Yüzyılın casusu olarak kabul edilen “Çiçero” lakaplı Elyasa Bazna, 1904 yılında Kosova’nın Priştine şehrinde dünyaya geldi. 1918 yılındaki Sırp işgalinden sonra ise anne ve babasıyla İstanbul’a göç etti. Askerlik hizmetinin bir bölümünü, Atatürk’ün yanında, Çankaya Köşkü’nde tamamladı. Askerlik görevinin ardından bir süre ticaretle ilgilendi ancak bu alanda başarılı olamadı. II. Dünya Savaşı yıllarında Ankara’da, Yugoslavya Krallığı büyükelçisinin ve Almanya büyükelçilik müsteşarının uşaklığını yaptı. Uşaklık yaptığı yıllarda müsteşarın mektuplarını okurken yakalandığı için işinden kovuldu.
1943 yılına gelindiğinde Britanya’nın Ankara büyükelçisinin uşaklığını yapmak üzere işe başladı. Bazna, güzel bir sese sahipti ve opera meraklısıydı. Bu merakı, kısa sürede büyükelçi ile yakınlaşmasını sağladı. Ancak yine de büyükelçi ve diğer istihbarat üyeleri, Bazna’nın aptal ve saf, kendi halinde bir uşak olduğunu düşünüyorlardı. Bu sırada Bazna, babasının ölümünden dolayı İngilizleri suçluyor, içten içe para hırsıyla dolup taşıyordu. Hırsı, İngilizlerin önemli belgelerini Almanlara satma kararı almasına neden oldu. Kafasında bir plan kurdu ve 26 Ekim 1943’te Alman istihbaratının önemli isimlerinden Ludwig Moyzisch ile iletişime geçti. Belge başına 20 bin sterlin verilmesi karşılığında onlar için casusluk yapabileceğini söyledi. Bu teklifine üç gün sonra Berlin’den onay geldi.

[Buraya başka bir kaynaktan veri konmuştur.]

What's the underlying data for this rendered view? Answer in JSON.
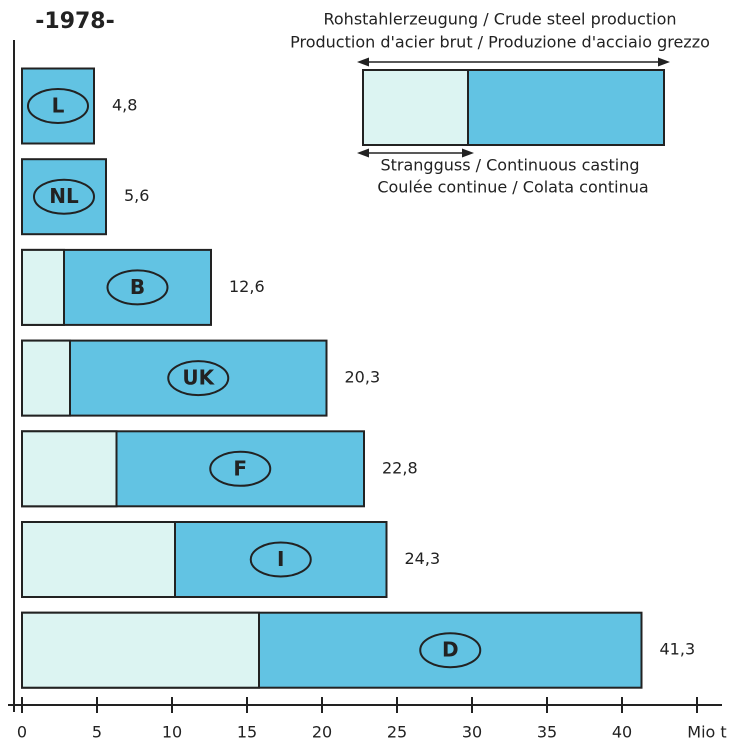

Böylece Bazna’nın casusluk görevi başlamıştı. İngiliz elçisi, banyo yaparken dahi kasanın anahtarını boynunda taşıyordu. Ancak Bazna buna da bir çözüm buldu; Balmumundan yapılmış özel bir ağda ile elçi duş alırken sırtını ovaladığı sırada kasa anahtarının ölçüsünü kopyaladı. Sonrasında elçi her banyoya girdiğinde kasadaki belgelerin fotoğraflarını çekerek Almanlarla paylaştı.

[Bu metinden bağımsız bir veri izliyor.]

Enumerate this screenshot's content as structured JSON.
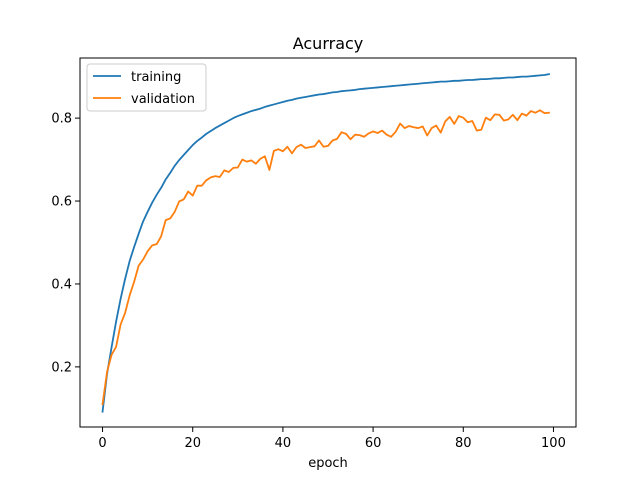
{
  "chart_data": {
    "type": "line",
    "title": "Acurracy",
    "xlabel": "epoch",
    "ylabel": "",
    "xlim": [
      -5,
      105
    ],
    "ylim": [
      0.055,
      0.945
    ],
    "x_ticks": [
      0,
      20,
      40,
      60,
      80,
      100
    ],
    "y_ticks": [
      0.2,
      0.4,
      0.6,
      0.8
    ],
    "x_tick_labels": [
      "0",
      "20",
      "40",
      "60",
      "80",
      "100"
    ],
    "y_tick_labels": [
      "0.2",
      "0.4",
      "0.6",
      "0.8"
    ],
    "grid": false,
    "legend_position": "top-left",
    "series": [
      {
        "name": "training",
        "color": "#1f77b4",
        "values": [
          0.092,
          0.183,
          0.247,
          0.309,
          0.364,
          0.412,
          0.455,
          0.489,
          0.521,
          0.551,
          0.574,
          0.596,
          0.615,
          0.632,
          0.652,
          0.668,
          0.685,
          0.699,
          0.711,
          0.723,
          0.735,
          0.745,
          0.753,
          0.762,
          0.769,
          0.776,
          0.782,
          0.788,
          0.794,
          0.8,
          0.805,
          0.809,
          0.813,
          0.817,
          0.82,
          0.823,
          0.827,
          0.83,
          0.833,
          0.836,
          0.839,
          0.842,
          0.844,
          0.847,
          0.849,
          0.851,
          0.853,
          0.855,
          0.857,
          0.858,
          0.86,
          0.862,
          0.863,
          0.865,
          0.866,
          0.867,
          0.868,
          0.87,
          0.871,
          0.872,
          0.873,
          0.874,
          0.875,
          0.876,
          0.877,
          0.878,
          0.879,
          0.88,
          0.881,
          0.882,
          0.883,
          0.884,
          0.885,
          0.886,
          0.887,
          0.888,
          0.888,
          0.889,
          0.89,
          0.89,
          0.891,
          0.892,
          0.892,
          0.893,
          0.894,
          0.894,
          0.895,
          0.896,
          0.896,
          0.897,
          0.898,
          0.898,
          0.899,
          0.9,
          0.9,
          0.901,
          0.902,
          0.903,
          0.904,
          0.906
        ]
      },
      {
        "name": "validation",
        "color": "#ff7f0e",
        "values": [
          0.11,
          0.188,
          0.229,
          0.248,
          0.302,
          0.33,
          0.372,
          0.405,
          0.444,
          0.459,
          0.479,
          0.493,
          0.496,
          0.515,
          0.554,
          0.558,
          0.574,
          0.599,
          0.604,
          0.623,
          0.613,
          0.637,
          0.637,
          0.65,
          0.657,
          0.66,
          0.658,
          0.674,
          0.67,
          0.68,
          0.681,
          0.7,
          0.695,
          0.698,
          0.69,
          0.702,
          0.708,
          0.675,
          0.721,
          0.725,
          0.72,
          0.731,
          0.715,
          0.73,
          0.736,
          0.728,
          0.73,
          0.732,
          0.746,
          0.731,
          0.733,
          0.746,
          0.75,
          0.766,
          0.762,
          0.749,
          0.76,
          0.759,
          0.755,
          0.763,
          0.768,
          0.764,
          0.77,
          0.76,
          0.755,
          0.767,
          0.787,
          0.776,
          0.781,
          0.778,
          0.776,
          0.78,
          0.758,
          0.776,
          0.782,
          0.765,
          0.792,
          0.803,
          0.786,
          0.805,
          0.801,
          0.79,
          0.793,
          0.77,
          0.772,
          0.801,
          0.795,
          0.809,
          0.808,
          0.794,
          0.797,
          0.808,
          0.795,
          0.811,
          0.806,
          0.817,
          0.813,
          0.819,
          0.812,
          0.813
        ]
      }
    ]
  }
}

Bazna, bir yandan para kazanıyor bir yandan çok önemli belgeleri Almanlara ulaştırıyordu. Buna rağmen Almanların güvenini tam anlamıyla kazanamamıştı. Nazi Almanyası Dışişleri Bakanı Ribbentrop, Bazna’nın ikili olduğunu düşünüyordu. Benzer şekilde Hitler de ona güvenmiyordu. Ancak ona inanmayarak hata ediyorlardı. Hitler 1943 yılında, Bazna’nın gönderdiği bilgilere inanmadı ve müttefik kuvvetlerin batıdan değil, Balkanlar veya Norveç’ten saldırıya geçeceklerini söyledi. Ocak 1944’e gelindiğinde, Bazna’ya inanmayan Almanlar hezimete uğrayarak ciddi kayıplar verdi. Eğer ona inansalardı, Almanya bu kadar büyük kayıplar vermeyecekti.

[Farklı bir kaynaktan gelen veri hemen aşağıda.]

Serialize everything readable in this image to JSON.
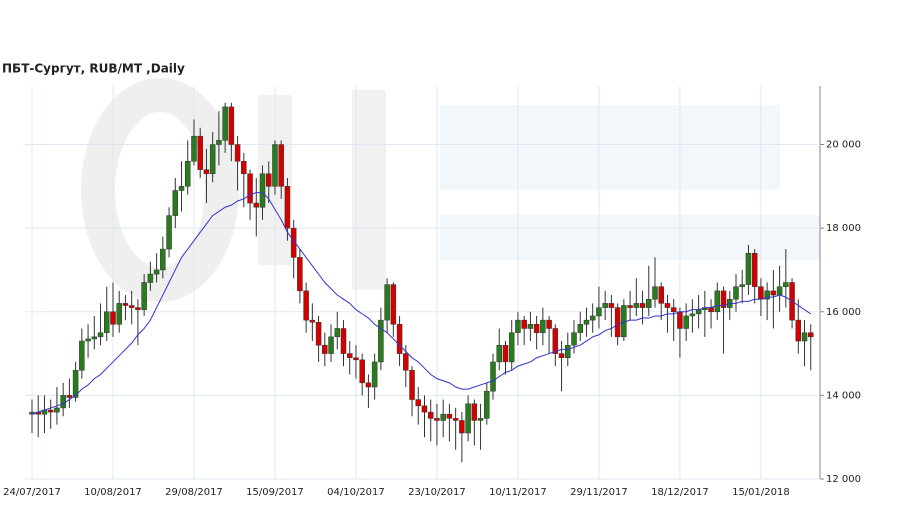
{
  "chart_data": {
    "type": "candlestick",
    "title": "ПБТ-Сургут,  RUB/MT ,Daily",
    "categories": [
      "24/07/2017",
      null,
      null,
      null,
      null,
      null,
      null,
      null,
      null,
      null,
      null,
      null,
      null,
      "10/08/2017",
      null,
      null,
      null,
      null,
      null,
      null,
      null,
      null,
      null,
      null,
      null,
      null,
      "29/08/2017",
      null,
      null,
      null,
      null,
      null,
      null,
      null,
      null,
      null,
      null,
      null,
      null,
      "15/09/2017",
      null,
      null,
      null,
      null,
      null,
      null,
      null,
      null,
      null,
      null,
      null,
      null,
      "04/10/2017",
      null,
      null,
      null,
      null,
      null,
      null,
      null,
      null,
      null,
      null,
      null,
      null,
      "23/10/2017",
      null,
      null,
      null,
      null,
      null,
      null,
      null,
      null,
      null,
      null,
      null,
      null,
      "10/11/2017",
      null,
      null,
      null,
      null,
      null,
      null,
      null,
      null,
      null,
      null,
      null,
      null,
      "29/11/2017",
      null,
      null,
      null,
      null,
      null,
      null,
      null,
      null,
      null,
      null,
      null,
      null,
      "18/12/2017",
      null,
      null,
      null,
      null,
      null,
      null,
      null,
      null,
      null,
      null,
      null,
      null,
      "15/01/2018",
      null,
      null,
      null,
      null,
      null,
      null,
      null,
      null
    ],
    "open": [
      13550,
      13600,
      13550,
      13650,
      13600,
      13700,
      14000,
      13950,
      14600,
      15300,
      15350,
      15400,
      15500,
      16000,
      15700,
      16200,
      16150,
      16100,
      16050,
      16700,
      16900,
      17000,
      17500,
      18300,
      18900,
      19000,
      19600,
      20200,
      19400,
      19300,
      20000,
      20100,
      20900,
      20000,
      19600,
      19300,
      18600,
      18500,
      19300,
      19000,
      20000,
      19000,
      18000,
      17300,
      16500,
      15800,
      15750,
      15200,
      15000,
      15400,
      15600,
      15000,
      14900,
      14850,
      14300,
      14200,
      14800,
      15800,
      16650,
      15700,
      15000,
      14600,
      13900,
      13750,
      13600,
      13450,
      13400,
      13550,
      13450,
      13400,
      13100,
      13800,
      13400,
      13450,
      14100,
      14800,
      15200,
      14800,
      15500,
      15800,
      15600,
      15700,
      15500,
      15800,
      15600,
      15000,
      14900,
      15200,
      15500,
      15700,
      15800,
      15900,
      16100,
      16200,
      16100,
      15400,
      16150,
      16100,
      16200,
      16100,
      16300,
      16600,
      16200,
      16100,
      16000,
      15600,
      15900,
      15950,
      16050,
      16100,
      16000,
      16500,
      16100,
      16300,
      16600,
      16650,
      17400,
      16600,
      16300,
      16500,
      16400,
      16600,
      16700,
      15800,
      15300,
      15500
    ],
    "close": [
      13600,
      13550,
      13650,
      13600,
      13700,
      14000,
      13950,
      14600,
      15300,
      15350,
      15400,
      15500,
      16000,
      15700,
      16200,
      16150,
      16100,
      16050,
      16700,
      16900,
      17000,
      17500,
      18300,
      18900,
      19000,
      19600,
      20200,
      19400,
      19300,
      20000,
      20100,
      20900,
      20000,
      19600,
      19300,
      18600,
      18500,
      19300,
      19000,
      20000,
      19000,
      18000,
      17300,
      16500,
      15800,
      15750,
      15200,
      15000,
      15400,
      15600,
      15000,
      14900,
      14850,
      14300,
      14200,
      14800,
      15800,
      16650,
      15700,
      15000,
      14600,
      13900,
      13750,
      13600,
      13450,
      13400,
      13550,
      13450,
      13400,
      13100,
      13800,
      13400,
      13450,
      14100,
      14800,
      15200,
      14800,
      15500,
      15800,
      15600,
      15700,
      15500,
      15800,
      15600,
      15000,
      14900,
      15200,
      15500,
      15700,
      15800,
      15900,
      16100,
      16200,
      16100,
      15400,
      16150,
      16100,
      16200,
      16100,
      16300,
      16600,
      16200,
      16100,
      16000,
      15600,
      15900,
      15950,
      16050,
      16100,
      16000,
      16500,
      16100,
      16300,
      16600,
      16650,
      17400,
      16600,
      16300,
      16500,
      16400,
      16600,
      16700,
      15800,
      15300,
      15500,
      15400
    ],
    "high": [
      13900,
      14000,
      14000,
      13900,
      14200,
      14300,
      14400,
      14800,
      15600,
      15700,
      15900,
      16200,
      16600,
      16700,
      16500,
      16400,
      16500,
      16300,
      16900,
      17200,
      17400,
      17800,
      18500,
      19200,
      19600,
      20100,
      20600,
      20400,
      19900,
      20300,
      20800,
      21000,
      21000,
      20200,
      19800,
      19400,
      19200,
      19500,
      19600,
      20100,
      20100,
      19200,
      18200,
      17500,
      16700,
      16200,
      15900,
      15500,
      15700,
      16000,
      15800,
      15300,
      15200,
      15000,
      14500,
      15000,
      16100,
      16800,
      16700,
      15900,
      15200,
      14700,
      14200,
      14000,
      13900,
      13800,
      13900,
      13800,
      13700,
      13600,
      14000,
      13900,
      13800,
      14300,
      15000,
      15600,
      15300,
      15800,
      16000,
      15900,
      16000,
      15900,
      16100,
      15900,
      15700,
      15300,
      15500,
      15800,
      16000,
      16100,
      16200,
      16600,
      16500,
      16400,
      16200,
      16300,
      16500,
      16800,
      16500,
      17100,
      17300,
      16700,
      16400,
      16300,
      16100,
      16200,
      16300,
      16400,
      16500,
      16300,
      16700,
      16600,
      16500,
      16900,
      17000,
      17600,
      17500,
      16800,
      16700,
      17000,
      17100,
      17500,
      16800,
      16300,
      15800,
      15700
    ],
    "low": [
      13100,
      13000,
      13100,
      13200,
      13300,
      13500,
      13700,
      13850,
      14400,
      14900,
      15100,
      15200,
      15300,
      15400,
      15500,
      15800,
      15700,
      15200,
      15900,
      16500,
      16700,
      16800,
      17300,
      18000,
      18400,
      18800,
      19500,
      19200,
      18600,
      19100,
      19500,
      19800,
      19600,
      18900,
      18500,
      18200,
      17800,
      18200,
      18600,
      18800,
      18700,
      17700,
      16800,
      16200,
      15500,
      15300,
      14800,
      14700,
      14800,
      15100,
      14700,
      14500,
      14400,
      14000,
      13700,
      13900,
      14600,
      15500,
      15400,
      14700,
      14200,
      13500,
      13300,
      13000,
      12900,
      12800,
      13000,
      12900,
      12700,
      12400,
      12900,
      12800,
      12700,
      13300,
      13900,
      14600,
      14500,
      14600,
      15200,
      15200,
      15300,
      15100,
      15200,
      15000,
      14700,
      14100,
      14700,
      15000,
      15300,
      15400,
      15500,
      15600,
      15800,
      15400,
      15200,
      15300,
      15800,
      15900,
      15700,
      15900,
      16100,
      15800,
      15500,
      15300,
      14900,
      15300,
      15500,
      15600,
      15400,
      15600,
      15800,
      15000,
      15800,
      16000,
      16200,
      16400,
      16200,
      15900,
      15800,
      15600,
      16000,
      16100,
      15600,
      15000,
      14700,
      14600
    ],
    "up_color": "#2a7a1e",
    "down_color": "#d40000",
    "ma": {
      "color": "#3333cc",
      "values": [
        13550,
        13600,
        13650,
        13700,
        13750,
        13800,
        13900,
        14000,
        14150,
        14250,
        14400,
        14500,
        14650,
        14800,
        14950,
        15100,
        15250,
        15450,
        15600,
        15800,
        16100,
        16400,
        16700,
        17000,
        17300,
        17500,
        17700,
        17900,
        18100,
        18300,
        18400,
        18500,
        18550,
        18650,
        18700,
        18800,
        18850,
        18850,
        18700,
        18450,
        18200,
        17900,
        17700,
        17500,
        17300,
        17100,
        16900,
        16700,
        16550,
        16400,
        16300,
        16200,
        16050,
        15950,
        15850,
        15700,
        15600,
        15500,
        15350,
        15200,
        15050,
        14900,
        14800,
        14650,
        14500,
        14400,
        14350,
        14300,
        14200,
        14150,
        14150,
        14200,
        14250,
        14300,
        14350,
        14450,
        14550,
        14600,
        14700,
        14750,
        14800,
        14900,
        14950,
        15000,
        15050,
        15100,
        15100,
        15150,
        15200,
        15300,
        15400,
        15450,
        15550,
        15600,
        15700,
        15750,
        15800,
        15800,
        15850,
        15850,
        15900,
        15900,
        15950,
        15950,
        16000,
        16000,
        16050,
        16050,
        16100,
        16100,
        16150,
        16150,
        16200,
        16200,
        16250,
        16250,
        16300,
        16300,
        16350,
        16350,
        16400,
        16350,
        16250,
        16150,
        16050,
        15950
      ]
    },
    "ylim": [
      12000,
      21400
    ],
    "yticks": [
      {
        "value": 12000,
        "label": "12 000"
      },
      {
        "value": 14000,
        "label": "14 000"
      },
      {
        "value": 16000,
        "label": "16 000"
      },
      {
        "value": 18000,
        "label": "18 000"
      },
      {
        "value": 20000,
        "label": "20 000"
      }
    ],
    "grid": true
  }
}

1. Dünya Savaşı süresince Türkiye’nin politikası savaşa katılmama yönündeydi. Ancak Almanya, bu konuda Türkiye’ye baskı yapıyordu. Bazna’nın sızdırdığı bilgilere göre, Türkiye müttefik kuvvetlere yardım ediyordu. Almanların artık Bazna’nın güvenilirliğinden şüpheleri yoktu, bu yüzden Türkiye’ye sert bir nota vererek öfkelerini dile getirdiler. Bu durum, müttefik kuvvetleri uyandırdı ve İngiliz elçiliğinde bir sızıntı olduğunu düşünmelerine neden oldu.
Bazna, çalkantılar başlayınca kendisi için çemberin daraldığını ve deşifre olabileceğini anladı. Bunun üzerine casusluktan kazandığı 300 bin sterlini alarak Arjantin’e kaçtı. Kaçışından sonra İngilizler, Çiçero lakaplı casusun Bazna olduğunu anladılar ve kelimenin tam anlamıyla şok oldular.
Arjantin’e kaçan Bazna’yı burada kötü bir haber bekliyordu. Servetiyle lüks bir yaşam süreceğini hayal eden Bazna, tüm parasının sahte olduğunu öğrendi. Almanlar, görevi boyunca ona bastıkları sahte paraları vermişlerdi. Bazna, savaşın sona ermesinin ardından Almanya’yı mahkemeye verdi ve küçük bir miktar tazminat almayı başardı. Hayalini kurduğu parayı ise “Ben Çiçero’yum” adıyla yazdığı kitaptan kazanabildi.
Elyasa Bazna, nam-ı diğer Çiçero, 21 Aralık 1970 yılında hayatını kaybetti. Ardında ise bu kitaplara, filmlere konu olan hikayesini bıraktı.